Digital Health and Care Wales (DHCW) has shared a prior information notice for the procurement of a ‘National Intelligent Integrated Audit Solution’, with a budget of up to £5 million.
The aim of the audit solution is to “monitor user access to the NHS Wales single patient record” and to be utilised for auditing relevant national clinical applications and national repositories, flagging any “inappropriate access and use”. This includes the monitoring of all seven health boards and five of the six other statutory trusts across Wales.
DHCW have outlined the solution should provide: authoritatively process audit logs from specified systems to display information on user behaviour; reference and integrate with existing NHS Wales systems to access audit logs via API connectivity and directly where necessary; be scalable and provide the ability to integrate legacy connections and new requirements as they occur; and to host and deliver the solution on a cloud basis, integrated with the DHCW network.
Suppliers are invited to attend a briefing day scheduled for Thursday 30 January 2025, held via Microsoft Teams. A full itinerary is said to be provided to those suppliers who express an interest, with the aim to “undertake competitive procurement in Q3 2025”.
DHCW have noted that they will be seeking a single supplier agreement for an initial term of 10 years.

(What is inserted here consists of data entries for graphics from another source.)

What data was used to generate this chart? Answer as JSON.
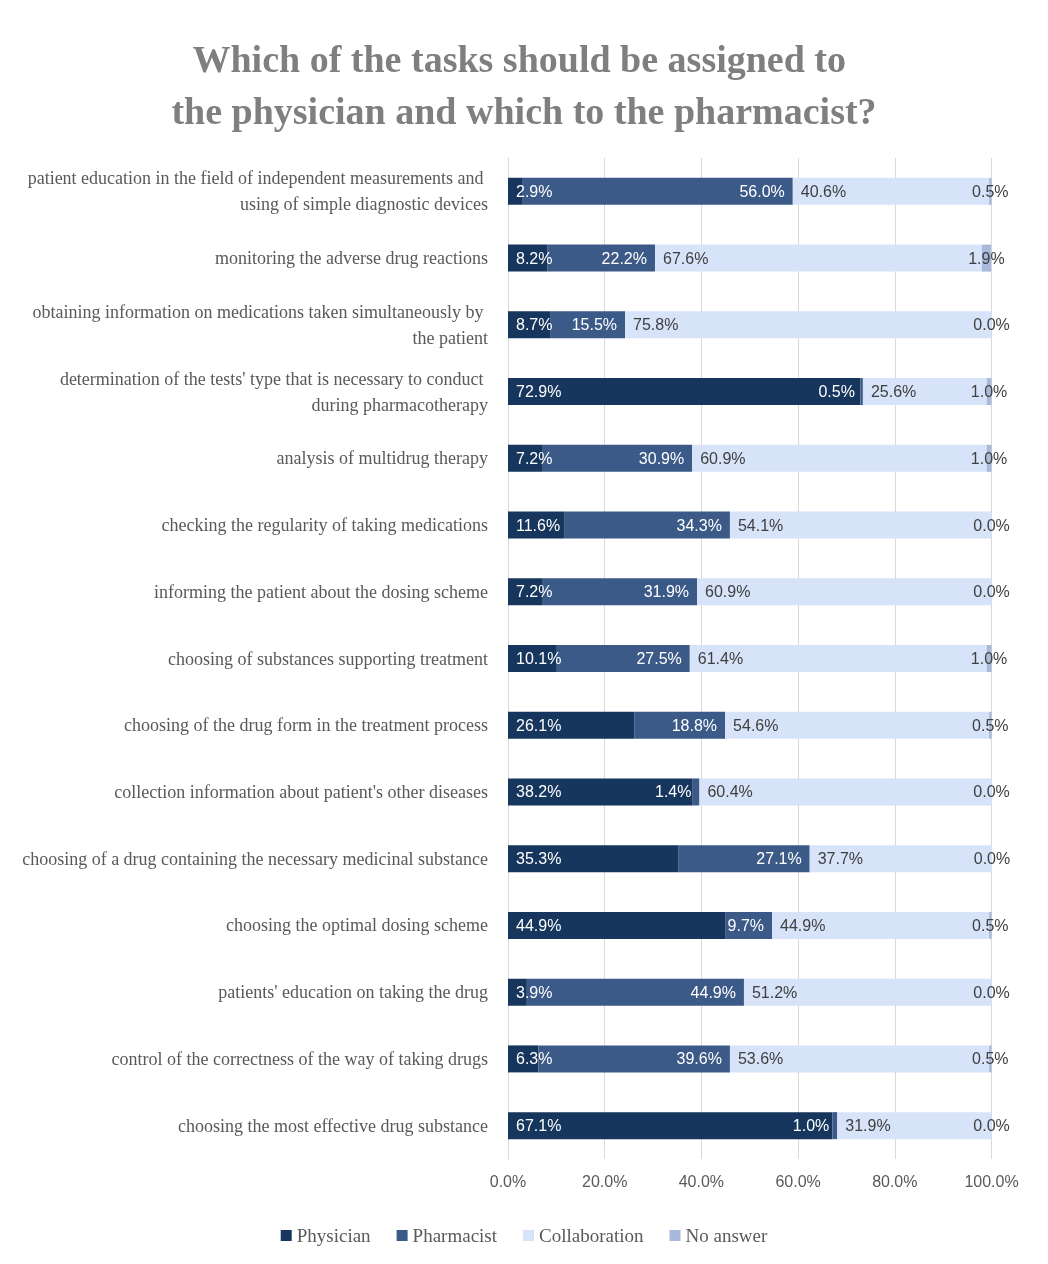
{
  "chart_data": {
    "type": "bar",
    "orientation": "horizontal",
    "stacked": true,
    "title": "Which of the tasks should be assigned to the physician and which to the pharmacist?",
    "categories": [
      "patient education in the field of independent measurements and using of simple diagnostic devices",
      "monitoring the adverse drug reactions",
      "obtaining information on medications taken simultaneously by the patient",
      "determination of the tests' type that is necessary to conduct during pharmacotherapy",
      "analysis of multidrug therapy",
      "checking the regularity of taking medications",
      "informing the patient about the dosing scheme",
      "choosing of substances supporting treatment",
      "choosing of the drug form in the treatment process",
      "collection information about patient's other diseases",
      "choosing of a drug containing the necessary medicinal substance",
      "choosing the optimal dosing scheme",
      "patients' education on taking the drug",
      "control of the correctness of the way of taking drugs",
      "choosing the most effective drug substance"
    ],
    "series": [
      {
        "name": "Physician",
        "color": "#17365d",
        "values": [
          2.9,
          8.2,
          8.7,
          72.9,
          7.2,
          11.6,
          7.2,
          10.1,
          26.1,
          38.2,
          35.3,
          44.9,
          3.9,
          6.3,
          67.1
        ],
        "value_labels": [
          "2.9%",
          "8.2%",
          "8.7%",
          "72.9%",
          "7.2%",
          "11.6%",
          "7.2%",
          "10.1%",
          "26.1%",
          "38.2%",
          "35.3%",
          "44.9%",
          "3.9%",
          "6.3%",
          "67.1%"
        ]
      },
      {
        "name": "Pharmacist",
        "color": "#3c5a87",
        "values": [
          56.0,
          22.2,
          15.5,
          0.5,
          30.9,
          34.3,
          31.9,
          27.5,
          18.8,
          1.4,
          27.1,
          9.7,
          44.9,
          39.6,
          1.0
        ],
        "value_labels": [
          "56.0%",
          "22.2%",
          "15.5%",
          "0.5%",
          "30.9%",
          "34.3%",
          "31.9%",
          "27.5%",
          "18.8%",
          "1.4%",
          "27.1%",
          "9.7%",
          "44.9%",
          "39.6%",
          "1.0%"
        ]
      },
      {
        "name": "Collaboration",
        "color": "#d6e3f8",
        "values": [
          40.6,
          67.6,
          75.8,
          25.6,
          60.9,
          54.1,
          60.9,
          61.4,
          54.6,
          60.4,
          37.7,
          44.9,
          51.2,
          53.6,
          31.9
        ],
        "value_labels": [
          "40.6%",
          "67.6%",
          "75.8%",
          "25.6%",
          "60.9%",
          "54.1%",
          "60.9%",
          "61.4%",
          "54.6%",
          "60.4%",
          "37.7%",
          "44.9%",
          "51.2%",
          "53.6%",
          "31.9%"
        ]
      },
      {
        "name": "No answer",
        "color": "#a9b9dc",
        "values": [
          0.5,
          1.9,
          0.0,
          1.0,
          1.0,
          0.0,
          0.0,
          1.0,
          0.5,
          0.0,
          0.0,
          0.5,
          0.0,
          0.5,
          0.0
        ],
        "value_labels": [
          "0.5%",
          "1.9%",
          "0.0%",
          "1.0%",
          "1.0%",
          "0.0%",
          "0.0%",
          "1.0%",
          "0.5%",
          "0.0%",
          "0.0%",
          "0.5%",
          "0.0%",
          "0.5%",
          "0.0%"
        ]
      }
    ],
    "xlim": [
      0,
      100.1
    ],
    "xticks": [
      {
        "value": 0,
        "label": "0.0%"
      },
      {
        "value": 20,
        "label": "20.0%"
      },
      {
        "value": 40,
        "label": "40.0%"
      },
      {
        "value": 60,
        "label": "60.0%"
      },
      {
        "value": 80,
        "label": "80.0%"
      },
      {
        "value": 100,
        "label": "100.0%"
      }
    ],
    "grid": "x",
    "legend": "bottom"
  }
}
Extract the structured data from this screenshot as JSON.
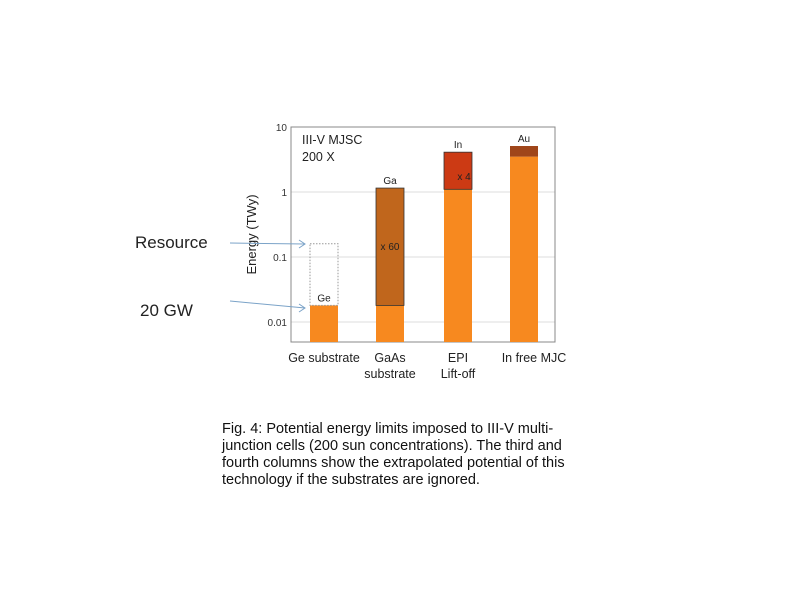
{
  "chart_data": {
    "type": "bar",
    "stacked": true,
    "yscale": "log",
    "ylim": [
      0.005,
      10
    ],
    "ylabel": "Energy (TWy)",
    "yticks": [
      0.01,
      0.1,
      1,
      10
    ],
    "ytick_labels": [
      "0.01",
      "0.1",
      "1",
      "10"
    ],
    "grid": true,
    "categories": [
      "Ge substrate",
      "GaAs substrate",
      "EPI Lift-off",
      "In free MJC"
    ],
    "category_lines": [
      [
        "Ge substrate"
      ],
      [
        "GaAs",
        "substrate"
      ],
      [
        "EPI",
        "Lift-off"
      ],
      [
        "In free MJC"
      ]
    ],
    "inset_text": [
      "III-V MJSC",
      "200 X"
    ],
    "bars": [
      {
        "base": 0.018,
        "top": 0.018,
        "top_label": "Ge",
        "factor_label": "",
        "resource": 0.16
      },
      {
        "base": 0.018,
        "top": 1.15,
        "top_label": "Ga",
        "factor_label": "x 60"
      },
      {
        "base": 1.1,
        "top": 4.1,
        "top_label": "In",
        "factor_label": "x 4"
      },
      {
        "base": 3.5,
        "top": 5.1,
        "top_label": "Au",
        "factor_label": ""
      }
    ],
    "colors": {
      "base": "#F7891F",
      "segments": [
        "#F7891F",
        "#C0661C",
        "#CC3A14",
        "#A0461A"
      ],
      "arrow": "#7BA3C8"
    },
    "annotations": [
      {
        "text": "Resource",
        "target": 0.16
      },
      {
        "text": "20 GW",
        "target": 0.018
      }
    ]
  },
  "caption": "Fig. 4: Potential energy limits imposed to III-V multi-junction cells (200 sun concentrations). The third and fourth columns show the extrapolated potential of this technology if the substrates are ignored."
}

Find out more about this opportunity here.
Digital healthcare across Wales
In a HTN feature last month, we focused on digital and data across Wales, taking a closer look at the strategic direction, insights, recent developments, and more around digital healthcare.

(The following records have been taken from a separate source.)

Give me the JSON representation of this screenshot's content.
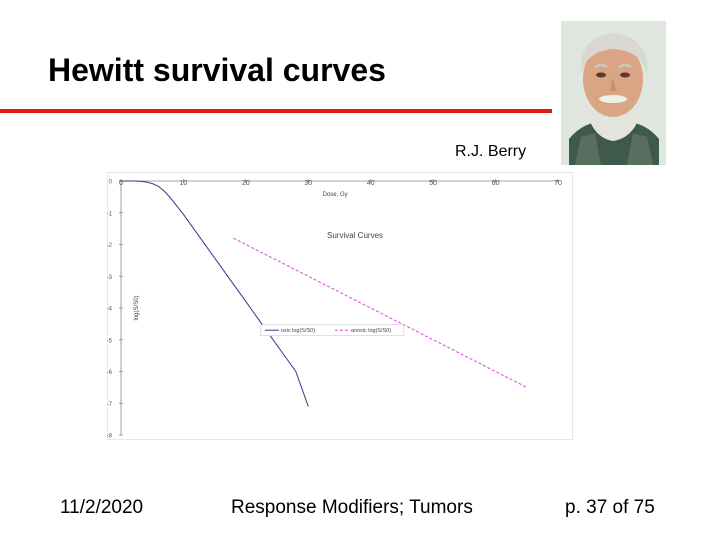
{
  "slide": {
    "title": "Hewitt survival curves",
    "caption": "R.J. Berry",
    "footer_date": "11/2/2020",
    "footer_center": "Response Modifiers; Tumors",
    "footer_page": "p. 37 of 75",
    "accent_color": "#e31b1b"
  },
  "chart_data": {
    "type": "line",
    "title": "Survival Curves",
    "xlabel": "Dose, Gy",
    "ylabel": "log(S/S0)",
    "xlim": [
      0,
      70
    ],
    "ylim": [
      -8,
      0
    ],
    "x_ticks": [
      "0",
      "10",
      "20",
      "30",
      "40",
      "50",
      "60",
      "70"
    ],
    "y_ticks": [
      "0",
      "-1",
      "-2",
      "-3",
      "-4",
      "-5",
      "-6",
      "-7",
      "-8"
    ],
    "legend_position": "center",
    "series": [
      {
        "name": "oxic log(S/S0)",
        "color": "#2c3e8c",
        "x": [
          0,
          1,
          2,
          3,
          4,
          5,
          6,
          7,
          8,
          10,
          12,
          14,
          16,
          18,
          20,
          22,
          24,
          26,
          28,
          30
        ],
        "y": [
          0,
          0,
          0,
          -0.01,
          -0.03,
          -0.08,
          -0.17,
          -0.33,
          -0.55,
          -1.05,
          -1.6,
          -2.15,
          -2.7,
          -3.25,
          -3.8,
          -4.35,
          -4.9,
          -5.45,
          -6.0,
          -7.1
        ]
      },
      {
        "name": "anoxic log(S/S0)",
        "color": "#e040e0",
        "x": [
          18,
          65
        ],
        "y": [
          -1.8,
          -6.5
        ]
      }
    ]
  }
}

Recently the Welsh Government published its draft budget for 2025/26. The main headline for health and social care was to deliver “more than £600 million in extra revenue and capital funding” to help reduce long waiting times, make improvements in mental health services and improve women’s health services.

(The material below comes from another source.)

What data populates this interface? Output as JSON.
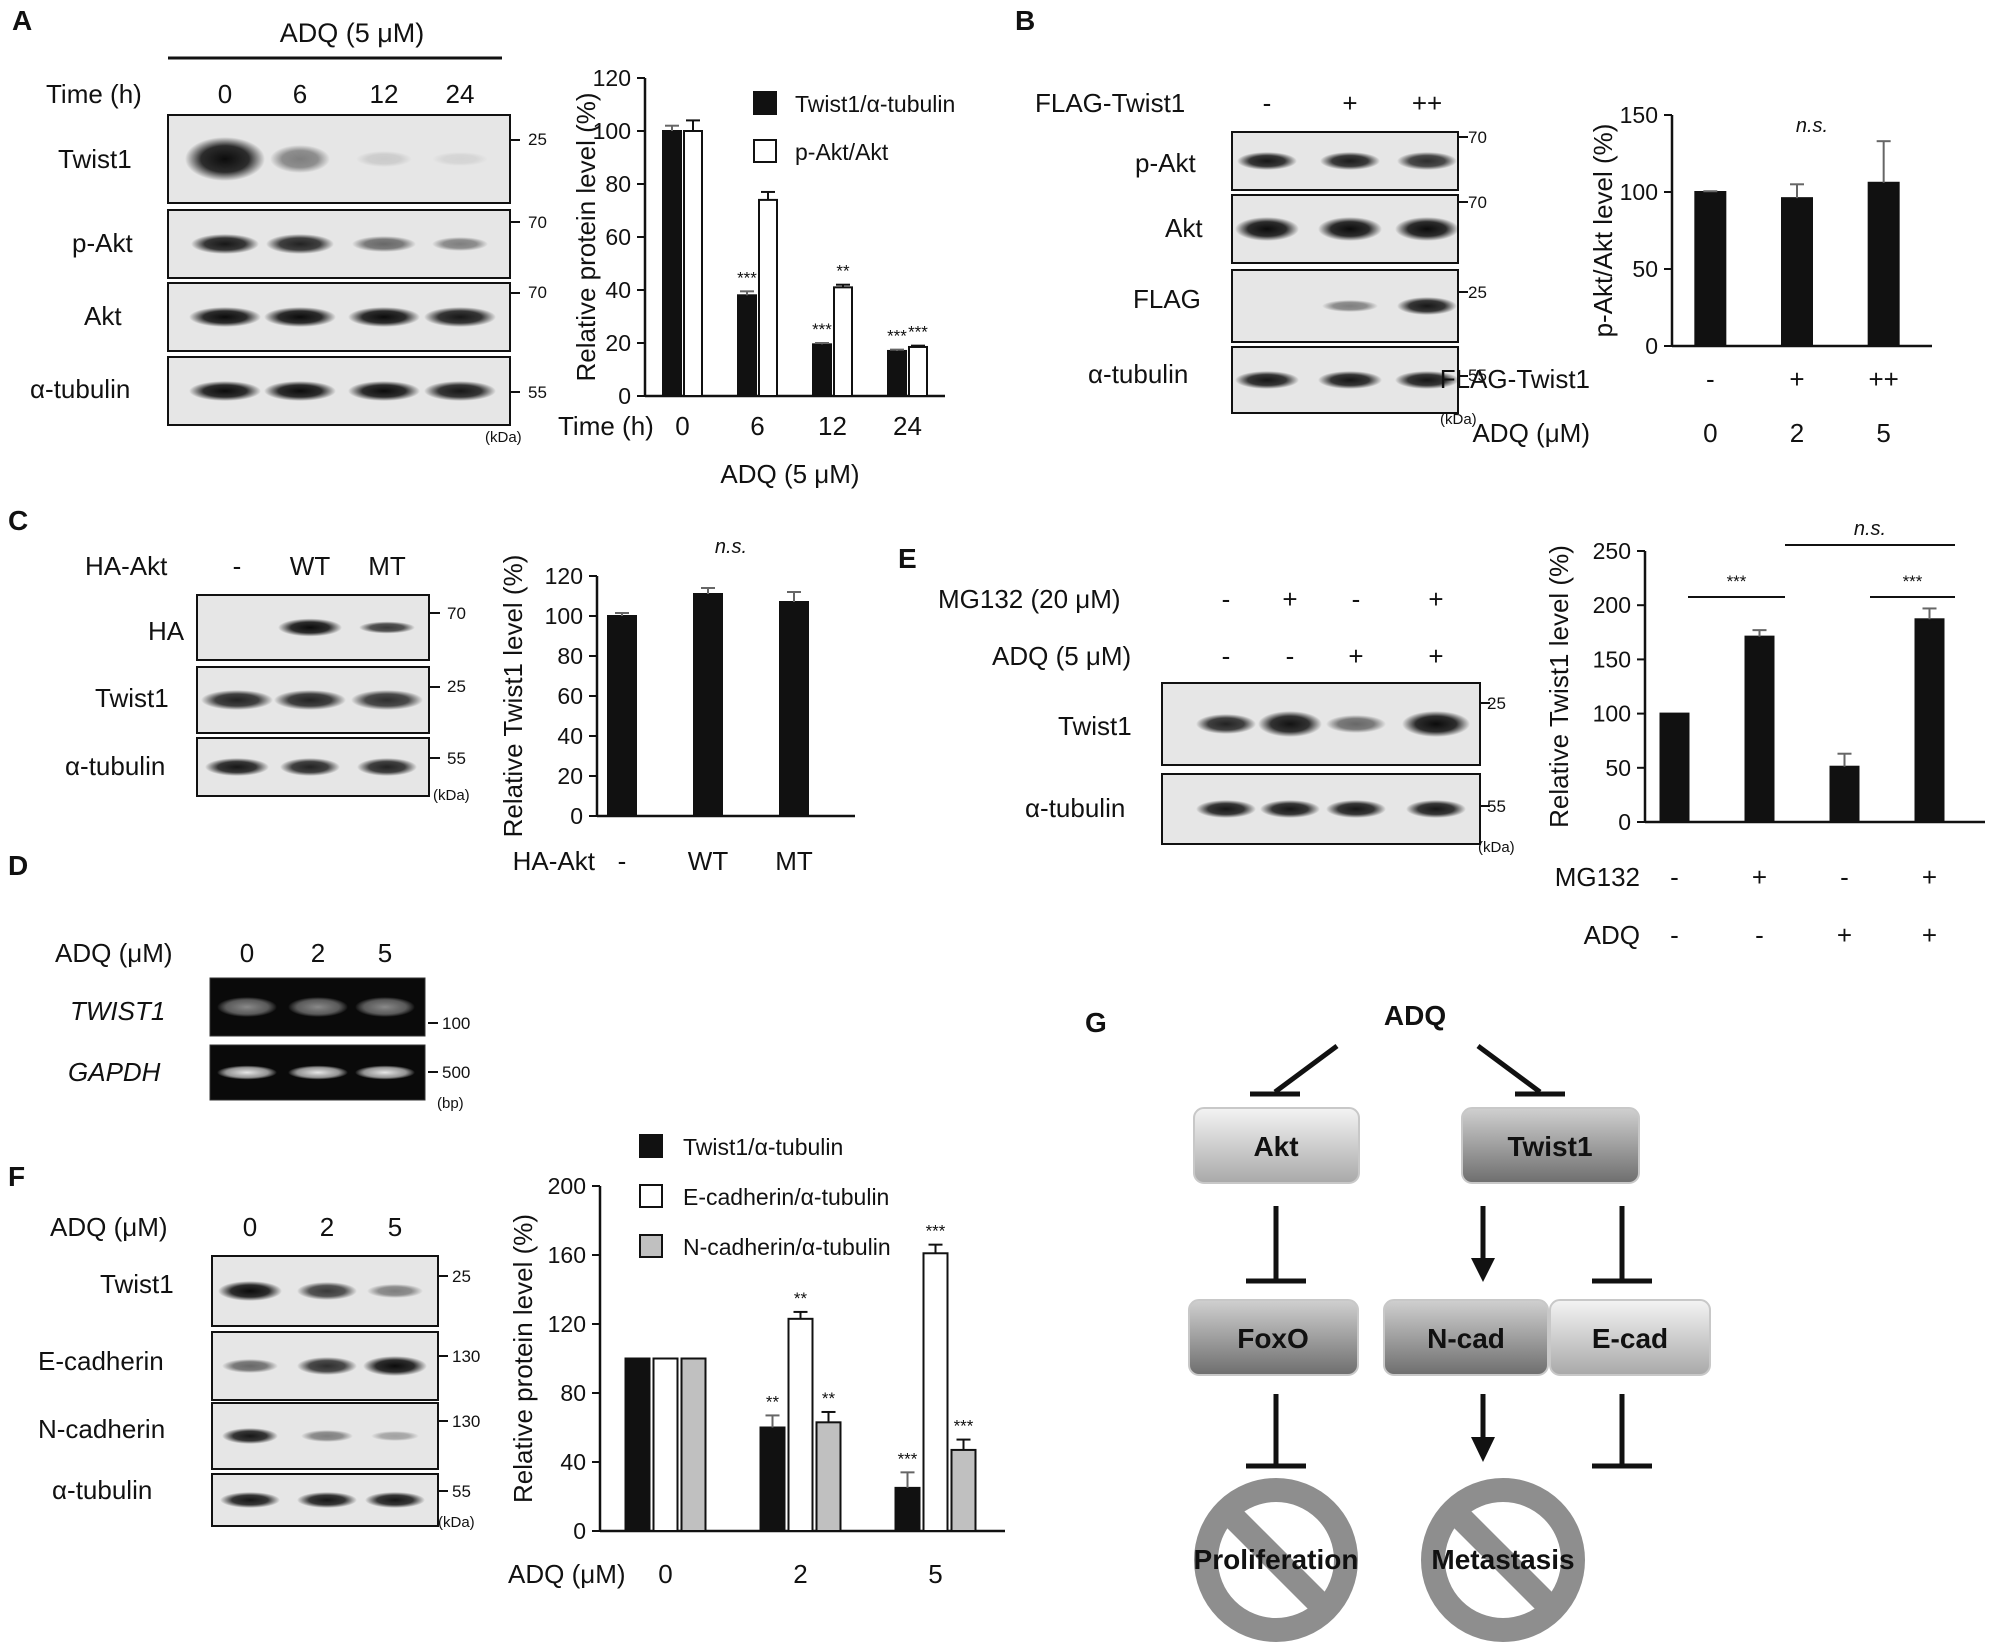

In other news for Digital Health and Care Wales, last month they shared ambitions to plan and deliver a cloud transition programme for national digital services in Wales. As part of this, they were seeking “one or more suppliers” to support work to migrate “circa 90 services” across “approximately 1,600 servers”.
Cardiff and Vale University and Aneurin Bevan University Health Boards have recently participated in the roll-out of the Welsh electronic maternity record, with plans for the digital system to be available across all health boards by March 2026. An app will also be introduced to allow women to access and manage their full maternity records.